Naresh Kadari’s foundation helps empower women by giving them employment opportunities. It was during an interaction with tribal women that he heard of Gonduguda for the first time, he says. Gonduguda has a population of just 150 people.

“I learnt that several people in the hamlet had died due to snake bite, as the others could not even take them to hospital as there was no road,” he tells TNM.

But what shocked him more was that nobody from the hamlet had ever been to school.

Taken aback by this, Naresh and his friends, including the ex-Sub Inspector of Dasturabad, Nagapuri Srinivas, decided to construct a kachcha road for this village under the aegis of his foundation. The road cost them Rs 40,000.

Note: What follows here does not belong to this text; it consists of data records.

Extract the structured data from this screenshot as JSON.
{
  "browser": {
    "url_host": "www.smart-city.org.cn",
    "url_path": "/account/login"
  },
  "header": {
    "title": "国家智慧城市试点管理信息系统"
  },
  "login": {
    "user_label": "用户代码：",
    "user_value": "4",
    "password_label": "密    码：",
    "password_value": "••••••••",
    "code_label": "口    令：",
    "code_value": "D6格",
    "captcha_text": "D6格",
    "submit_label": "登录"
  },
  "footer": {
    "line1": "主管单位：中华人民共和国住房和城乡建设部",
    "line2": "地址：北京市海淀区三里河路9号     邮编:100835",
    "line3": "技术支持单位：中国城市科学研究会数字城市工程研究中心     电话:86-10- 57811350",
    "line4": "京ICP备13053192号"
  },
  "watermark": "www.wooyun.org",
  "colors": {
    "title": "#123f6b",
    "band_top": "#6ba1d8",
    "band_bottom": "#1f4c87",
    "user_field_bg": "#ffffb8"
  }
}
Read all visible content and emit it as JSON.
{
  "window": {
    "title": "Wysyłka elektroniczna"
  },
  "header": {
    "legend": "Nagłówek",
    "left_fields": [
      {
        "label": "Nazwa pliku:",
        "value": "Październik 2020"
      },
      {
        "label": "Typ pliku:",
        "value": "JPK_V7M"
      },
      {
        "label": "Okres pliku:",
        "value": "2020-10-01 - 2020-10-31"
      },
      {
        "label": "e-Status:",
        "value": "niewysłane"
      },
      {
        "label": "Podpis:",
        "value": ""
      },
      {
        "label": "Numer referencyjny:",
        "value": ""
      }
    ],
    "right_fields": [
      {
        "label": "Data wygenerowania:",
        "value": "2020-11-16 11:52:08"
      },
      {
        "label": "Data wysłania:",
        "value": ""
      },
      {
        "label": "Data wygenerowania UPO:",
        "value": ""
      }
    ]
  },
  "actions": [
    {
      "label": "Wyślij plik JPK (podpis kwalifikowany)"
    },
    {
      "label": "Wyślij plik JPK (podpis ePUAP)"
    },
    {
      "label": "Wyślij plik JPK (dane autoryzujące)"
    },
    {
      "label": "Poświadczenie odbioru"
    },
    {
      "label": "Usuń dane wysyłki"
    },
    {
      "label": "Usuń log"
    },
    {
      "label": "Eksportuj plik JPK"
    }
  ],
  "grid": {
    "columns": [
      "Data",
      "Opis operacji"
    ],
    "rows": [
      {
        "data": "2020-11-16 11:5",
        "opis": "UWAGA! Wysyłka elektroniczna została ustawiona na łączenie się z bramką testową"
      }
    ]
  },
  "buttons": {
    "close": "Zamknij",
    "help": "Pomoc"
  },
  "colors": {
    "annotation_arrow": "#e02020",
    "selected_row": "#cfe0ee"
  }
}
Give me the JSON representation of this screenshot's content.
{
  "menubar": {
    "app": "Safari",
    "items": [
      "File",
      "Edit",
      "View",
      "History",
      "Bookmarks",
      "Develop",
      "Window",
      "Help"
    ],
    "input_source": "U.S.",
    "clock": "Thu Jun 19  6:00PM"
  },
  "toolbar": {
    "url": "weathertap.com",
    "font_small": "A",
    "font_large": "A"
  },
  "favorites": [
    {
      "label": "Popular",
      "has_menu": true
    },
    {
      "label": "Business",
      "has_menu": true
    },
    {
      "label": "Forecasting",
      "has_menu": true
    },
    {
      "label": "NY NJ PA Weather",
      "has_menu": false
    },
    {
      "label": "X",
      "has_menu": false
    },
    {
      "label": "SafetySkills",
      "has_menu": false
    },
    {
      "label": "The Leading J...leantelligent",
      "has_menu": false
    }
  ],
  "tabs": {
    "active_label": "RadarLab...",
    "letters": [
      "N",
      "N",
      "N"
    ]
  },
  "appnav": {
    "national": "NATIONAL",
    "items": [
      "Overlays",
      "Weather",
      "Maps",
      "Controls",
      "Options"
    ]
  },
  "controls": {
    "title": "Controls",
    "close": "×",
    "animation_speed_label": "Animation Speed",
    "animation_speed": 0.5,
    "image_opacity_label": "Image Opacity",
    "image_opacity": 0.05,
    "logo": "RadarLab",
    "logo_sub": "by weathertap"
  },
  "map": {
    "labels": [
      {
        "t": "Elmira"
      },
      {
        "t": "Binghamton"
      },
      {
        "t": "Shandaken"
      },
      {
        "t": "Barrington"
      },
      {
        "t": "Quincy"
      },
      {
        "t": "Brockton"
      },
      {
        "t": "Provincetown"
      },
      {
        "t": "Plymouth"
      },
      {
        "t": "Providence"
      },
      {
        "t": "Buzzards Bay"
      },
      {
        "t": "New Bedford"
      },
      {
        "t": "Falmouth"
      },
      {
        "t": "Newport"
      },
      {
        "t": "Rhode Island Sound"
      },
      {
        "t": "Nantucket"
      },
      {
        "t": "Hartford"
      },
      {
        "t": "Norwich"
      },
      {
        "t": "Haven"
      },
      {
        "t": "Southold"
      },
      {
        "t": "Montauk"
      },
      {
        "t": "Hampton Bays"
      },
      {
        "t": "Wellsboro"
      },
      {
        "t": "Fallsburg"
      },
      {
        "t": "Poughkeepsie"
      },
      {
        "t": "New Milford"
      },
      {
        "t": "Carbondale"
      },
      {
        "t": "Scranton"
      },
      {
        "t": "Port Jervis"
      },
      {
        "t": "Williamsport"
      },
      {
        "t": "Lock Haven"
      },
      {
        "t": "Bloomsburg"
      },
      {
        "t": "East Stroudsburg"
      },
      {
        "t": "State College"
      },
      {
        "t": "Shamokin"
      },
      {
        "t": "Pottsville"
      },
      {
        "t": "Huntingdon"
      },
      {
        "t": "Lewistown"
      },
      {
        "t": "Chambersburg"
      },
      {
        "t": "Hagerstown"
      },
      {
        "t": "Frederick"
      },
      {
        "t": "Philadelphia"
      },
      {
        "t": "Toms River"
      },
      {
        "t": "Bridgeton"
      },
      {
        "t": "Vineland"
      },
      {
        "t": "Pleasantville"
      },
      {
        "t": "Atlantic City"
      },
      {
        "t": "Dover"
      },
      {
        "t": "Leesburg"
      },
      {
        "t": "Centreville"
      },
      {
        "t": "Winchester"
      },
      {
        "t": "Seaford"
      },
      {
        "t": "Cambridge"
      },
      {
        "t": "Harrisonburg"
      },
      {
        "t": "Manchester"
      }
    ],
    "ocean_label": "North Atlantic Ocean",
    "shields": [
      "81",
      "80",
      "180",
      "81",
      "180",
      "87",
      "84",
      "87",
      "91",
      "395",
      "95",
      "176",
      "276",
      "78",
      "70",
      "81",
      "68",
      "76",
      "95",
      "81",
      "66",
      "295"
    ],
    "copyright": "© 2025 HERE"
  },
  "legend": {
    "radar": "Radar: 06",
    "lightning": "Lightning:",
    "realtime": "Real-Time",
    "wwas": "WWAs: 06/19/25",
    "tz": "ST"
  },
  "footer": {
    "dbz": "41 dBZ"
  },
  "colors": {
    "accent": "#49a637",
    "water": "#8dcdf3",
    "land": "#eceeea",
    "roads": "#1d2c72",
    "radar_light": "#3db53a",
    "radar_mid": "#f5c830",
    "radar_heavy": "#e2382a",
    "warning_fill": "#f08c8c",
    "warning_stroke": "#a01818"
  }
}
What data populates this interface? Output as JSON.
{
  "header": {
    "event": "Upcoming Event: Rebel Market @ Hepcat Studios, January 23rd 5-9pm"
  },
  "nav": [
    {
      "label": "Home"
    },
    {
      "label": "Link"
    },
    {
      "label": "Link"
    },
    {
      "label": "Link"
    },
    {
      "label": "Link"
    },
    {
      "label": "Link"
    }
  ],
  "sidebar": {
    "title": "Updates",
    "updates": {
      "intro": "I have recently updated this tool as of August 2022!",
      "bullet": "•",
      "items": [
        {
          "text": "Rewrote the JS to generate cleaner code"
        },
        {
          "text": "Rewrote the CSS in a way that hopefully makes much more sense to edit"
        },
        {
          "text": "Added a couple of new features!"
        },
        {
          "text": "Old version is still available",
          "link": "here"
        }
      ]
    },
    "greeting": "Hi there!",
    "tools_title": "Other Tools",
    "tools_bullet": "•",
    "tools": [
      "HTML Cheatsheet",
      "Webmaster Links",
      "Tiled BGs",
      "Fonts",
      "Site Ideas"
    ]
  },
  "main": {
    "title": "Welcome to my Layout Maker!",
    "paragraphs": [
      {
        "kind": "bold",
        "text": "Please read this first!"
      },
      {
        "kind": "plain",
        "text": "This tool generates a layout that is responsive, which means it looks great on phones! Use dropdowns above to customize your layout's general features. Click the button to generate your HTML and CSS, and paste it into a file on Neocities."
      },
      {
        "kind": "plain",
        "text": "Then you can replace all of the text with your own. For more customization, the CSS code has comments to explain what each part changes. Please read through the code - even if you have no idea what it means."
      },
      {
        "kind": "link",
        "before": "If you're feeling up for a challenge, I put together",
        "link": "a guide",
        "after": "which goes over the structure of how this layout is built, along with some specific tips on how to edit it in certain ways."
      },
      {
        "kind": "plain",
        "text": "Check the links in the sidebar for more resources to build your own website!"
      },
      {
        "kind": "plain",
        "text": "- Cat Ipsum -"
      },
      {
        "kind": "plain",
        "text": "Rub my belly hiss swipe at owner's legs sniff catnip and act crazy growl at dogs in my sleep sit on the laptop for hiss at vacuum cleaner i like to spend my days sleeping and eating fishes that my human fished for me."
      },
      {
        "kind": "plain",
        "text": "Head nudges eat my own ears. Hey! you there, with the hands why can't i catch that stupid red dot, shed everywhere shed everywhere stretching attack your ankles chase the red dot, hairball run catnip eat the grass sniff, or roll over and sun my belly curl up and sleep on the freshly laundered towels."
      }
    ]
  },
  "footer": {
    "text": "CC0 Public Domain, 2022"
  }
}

N Srinivas, who has been now transferred as Circle Inspector of Luxettipet in Mancherial, shares, “I had a friendly relationship with a road contractor. He had lent his road roller to us for free of cost. We had hired a JCB, and the villagers volunteered with tractors. So within a tiny budget of Rs 40,000 we could lay the road.”

Once the road was constructed, Naresh then helped enroll the children in the neighbouring school. They also hired a bullock cart to take the kids to school every day.

“We have paid a villager for this – his job is to pick up and drop the students to and from school every day,” says Naresh.

He has now approached the government to construct a permanent road for the village.

“I couldn’t wait for the government to acknowledge the problem and then sanction funds for the road. It would have taken at least 3-4 months for it to take action. But I was impatient and thought that I could provide temporary relief to them with a kachha road,” he says.

In a bid to bring in volunteers for the construction of the road, Naresh organized a 4-km marathon, involving several villagers and the police department.

However, the recent spate of rains has damaged this road.

“Rains have severely damaged the roads, and the water stream has eroded away half of this road. The children are now forced to walk into the water stream, which could be perilous. We are approaching the District Collector soon to lay a permanent road with culverts here,” says Naresh.